Good questions!
Is there another parameter for the delay (after the commercial release) to produce the hundreds of thousands of chips and build a supercomputer using them?
There’s no additional parameter, but once the delay is over it still takes months or years before enough copies of the new chip is manufactured for the new chip to be a significant fraction of total global FLOP/s.
2) Do you think that in a scenario with quick large gains in hardware efficiency, the delay for building a new chip fab could be significantly larger than the current estimate because of the need to also build new factories for the machines that will be used in the new chip fab? (e.g. ASMI could also need to build factories, not just TSMC)
I agree with that. The 1 year delay was averaging across improvements that do and don’t require new fabs to be built.
3) Do you think that these parameters/adjustments would significantly change the relative impact on the takeoff of the “hardware overhang” when compared to the “software overhang”? (e.g. maybe making hardware overhang even less important for the speed of the takeoff)
Yep, additional delays would raise the relative importance of software compared to hardware.
Hi Trent!
I think the review makes a lot of good points and am glad you wrote it.
Here are some hastily-written responses, focusing on areas of disagreement:
it is possible that AI generated synthetic data will ultimately be higher quality than random Internet text. Still I agree directionally about the data.
it seems possible to me that abstraction comes with scale. A lot of the problems you describe get much less bad with scale. And it seems on abstract level that understanding causality deeply is useful for predicting the next word on text that you have not seen before, as models must do during training. Still, I agree that algorithmic innovations, for example relating to memory, maybe needed to get to full automation and that could delay things significantly.
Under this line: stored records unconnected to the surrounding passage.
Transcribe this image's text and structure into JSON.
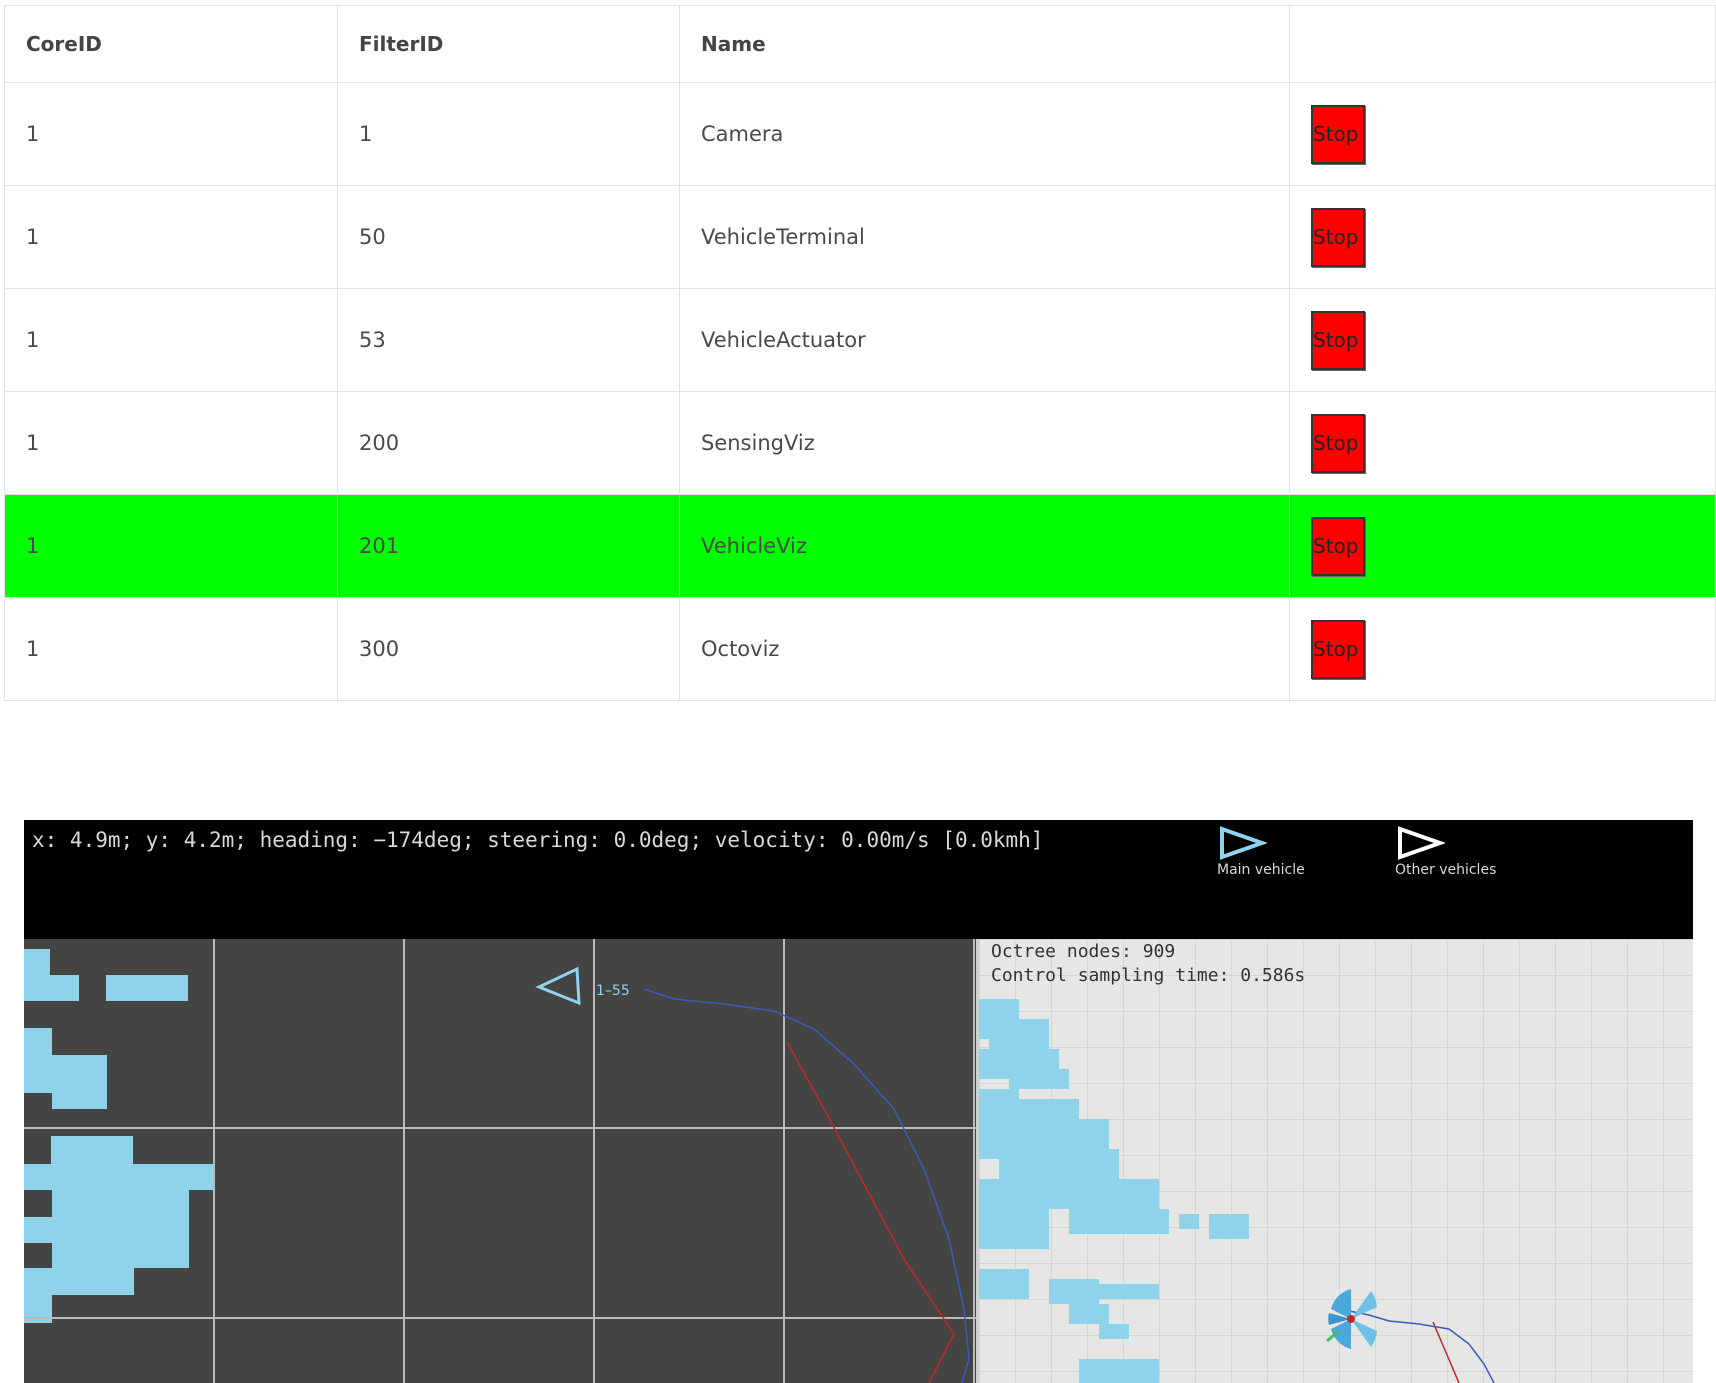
{
  "table": {
    "headers": [
      "CoreID",
      "FilterID",
      "Name",
      ""
    ],
    "rows": [
      {
        "core_id": "1",
        "filter_id": "1",
        "name": "Camera",
        "action": "Stop",
        "active": false
      },
      {
        "core_id": "1",
        "filter_id": "50",
        "name": "VehicleTerminal",
        "action": "Stop",
        "active": false
      },
      {
        "core_id": "1",
        "filter_id": "53",
        "name": "VehicleActuator",
        "action": "Stop",
        "active": false
      },
      {
        "core_id": "1",
        "filter_id": "200",
        "name": "SensingViz",
        "action": "Stop",
        "active": false
      },
      {
        "core_id": "1",
        "filter_id": "201",
        "name": "VehicleViz",
        "action": "Stop",
        "active": true
      },
      {
        "core_id": "1",
        "filter_id": "300",
        "name": "Octoviz",
        "action": "Stop",
        "active": false
      }
    ],
    "active_row_color": "#00ff00",
    "stop_button_color": "#ff0000"
  },
  "viz": {
    "status": "x: 4.9m; y: 4.2m; heading: −174deg; steering: 0.0deg; velocity: 0.00m/s [0.0kmh]",
    "legend": {
      "main_vehicle": "Main vehicle",
      "other_vehicles": "Other vehicles",
      "main_vehicle_color": "#8fd3f0",
      "other_vehicles_color": "#ffffff"
    },
    "vehicle_label": "1–55",
    "octree_nodes": "Octree nodes: 909",
    "control_sampling": "Control sampling time: 0.586s",
    "colors": {
      "obstacle": "#8fd3ea",
      "path_blue": "#3b5bbf",
      "path_red": "#c0282a",
      "left_background": "#444443",
      "right_background": "#e6e6e4"
    }
  }
}
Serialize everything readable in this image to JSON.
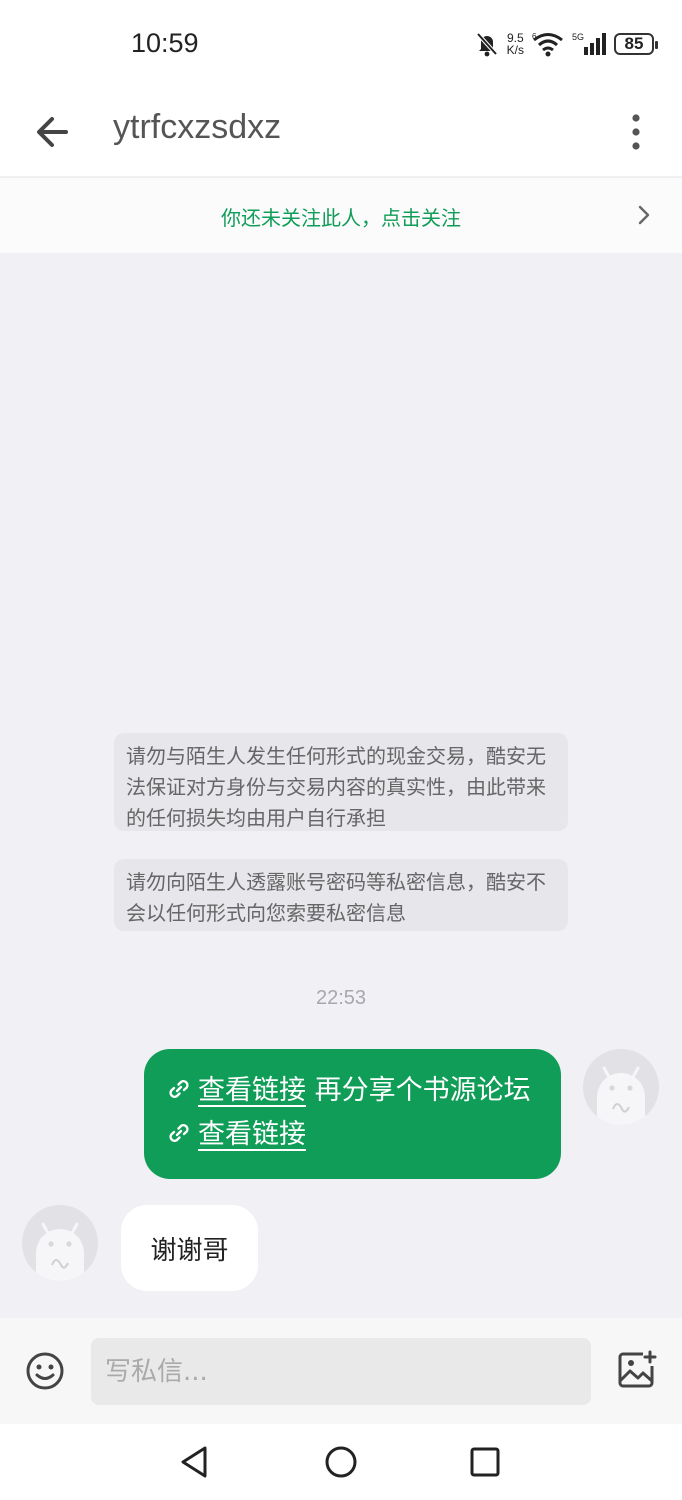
{
  "status_bar": {
    "time": "10:59",
    "net_speed_value": "9.5",
    "net_speed_unit": "K/s",
    "signal_label": "5G",
    "wifi_label": "6",
    "battery": "85"
  },
  "header": {
    "title": "ytrfcxzsdxz"
  },
  "follow_bar": {
    "text": "你还未关注此人，点击关注"
  },
  "notices": [
    "请勿与陌生人发生任何形式的现金交易，酷安无法保证对方身份与交易内容的真实性，由此带来的任何损失均由用户自行承担",
    "请勿向陌生人透露账号密码等私密信息，酷安不会以任何形式向您索要私密信息"
  ],
  "messages": {
    "time_label": "22:53",
    "outgoing": {
      "link1": "查看链接",
      "text": " 再分享个书源论坛 ",
      "link2": "查看链接"
    },
    "incoming": {
      "text": "谢谢哥"
    }
  },
  "composer": {
    "placeholder": "写私信..."
  },
  "colors": {
    "accent": "#109d58",
    "background": "#f0f0f5"
  }
}
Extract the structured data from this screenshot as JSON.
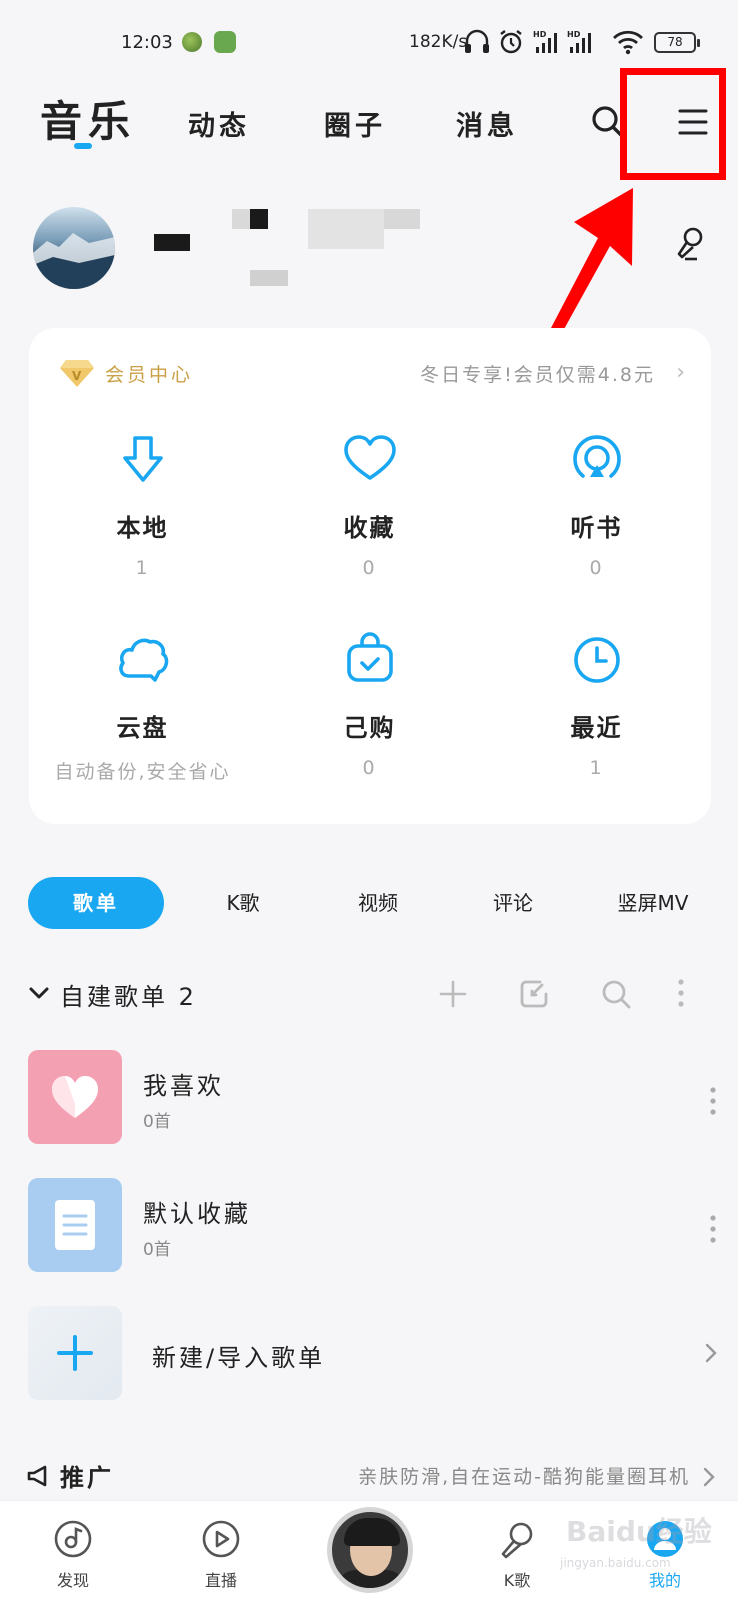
{
  "status_bar": {
    "time": "12:03",
    "net_rate": "182K/s",
    "battery": "78",
    "signal_label": "HD"
  },
  "top_nav": {
    "main_tab": "音乐",
    "tabs": [
      "动态",
      "圈子",
      "消息"
    ]
  },
  "vip": {
    "title": "会员中心",
    "promo": "冬日专享!会员仅需4.8元"
  },
  "quick_grid": [
    {
      "label": "本地",
      "count": "1",
      "icon": "download-icon"
    },
    {
      "label": "收藏",
      "count": "0",
      "icon": "heart-icon"
    },
    {
      "label": "听书",
      "count": "0",
      "icon": "audiobook-icon"
    },
    {
      "label": "云盘",
      "count": "自动备份,安全省心",
      "icon": "cloud-icon"
    },
    {
      "label": "己购",
      "count": "0",
      "icon": "purchase-bag-icon"
    },
    {
      "label": "最近",
      "count": "1",
      "icon": "clock-icon"
    }
  ],
  "sub_tabs": [
    "歌单",
    "K歌",
    "视频",
    "评论",
    "竖屏MV"
  ],
  "playlists": {
    "section_title": "自建歌单",
    "section_count": "2",
    "items": [
      {
        "name": "我喜欢",
        "count": "0首"
      },
      {
        "name": "默认收藏",
        "count": "0首"
      }
    ],
    "new_label": "新建/导入歌单"
  },
  "promo": {
    "title": "推广",
    "desc": "亲肤防滑,自在运动-酷狗能量圈耳机"
  },
  "bottom_nav": [
    "发现",
    "直播",
    "K歌",
    "我的"
  ],
  "watermark": {
    "main": "Baidu经验",
    "sub": "jingyan.baidu.com"
  },
  "colors": {
    "accent": "#1aa7f2",
    "vip_gold": "#c9a045",
    "highlight_red": "#ff0000"
  }
}
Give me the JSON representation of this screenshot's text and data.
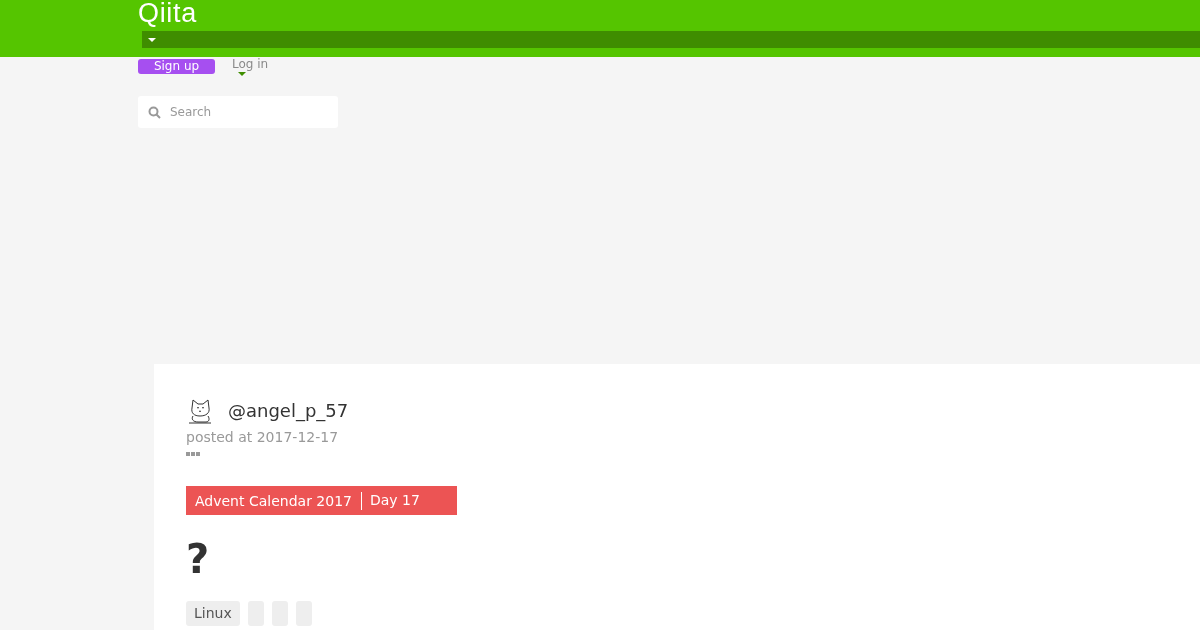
{
  "header": {
    "logo": "Qiita",
    "signup": "Sign up",
    "login": "Log in"
  },
  "search": {
    "placeholder": "Search"
  },
  "article": {
    "author": "@angel_p_57",
    "posted": "posted at 2017-12-17",
    "calendar": {
      "name": "Advent Calendar 2017",
      "day": "Day 17"
    },
    "title": "?",
    "tags": [
      {
        "kind": "text",
        "label": "Linux"
      },
      {
        "kind": "blank"
      },
      {
        "kind": "blank"
      },
      {
        "kind": "blank"
      }
    ]
  }
}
I strongly agree that my GDP assumptions are aggressive and unrealistic. I’m not sure that quantitatively it matters that much. You are of course, right about all of the feedback loops. I don’t think that GDP being higher overall matters very much compared to the fraction of GDP invested. I think it will depend on whether people are willing to invest large fractions of GDP for the potential impact, or whether they need to see the impact there and then. If the delays you mentioned delay wake up then that will make a big difference, otherwise I think the difference is small.
You may be right about the parallelization penalty. But I will share some context about that parameter that I think reduces the force of your argument. When I chose the parameters for the rate of increased investment, I was often thinking about how quickly you could in practice increase the size of the community of people working on the problem. That means that I was not accounting for the fact that the average salary rises when spending in an area rises. That salary rise will create the appearance of a large parallelization penalty. Another factor is that one contributor to the parallelization penalty is that the average quality of the researcher decreases over time with the side of the field. But when AI labor floods in, it’s average quality will not decrease as the quantity increases. And so the parallelization penalty for AI will be lower. But perhaps my penalty is still too small. One final point. If indeed the penalty should be very low then AGI will increase output by a huge amount. You can run fewer copies much faster in serial time. If there is a large parallelization penalty, then the benefit of running fewer copies faster will be massive. So a large parallel penalty would increase the boost just as you get AGI I believe.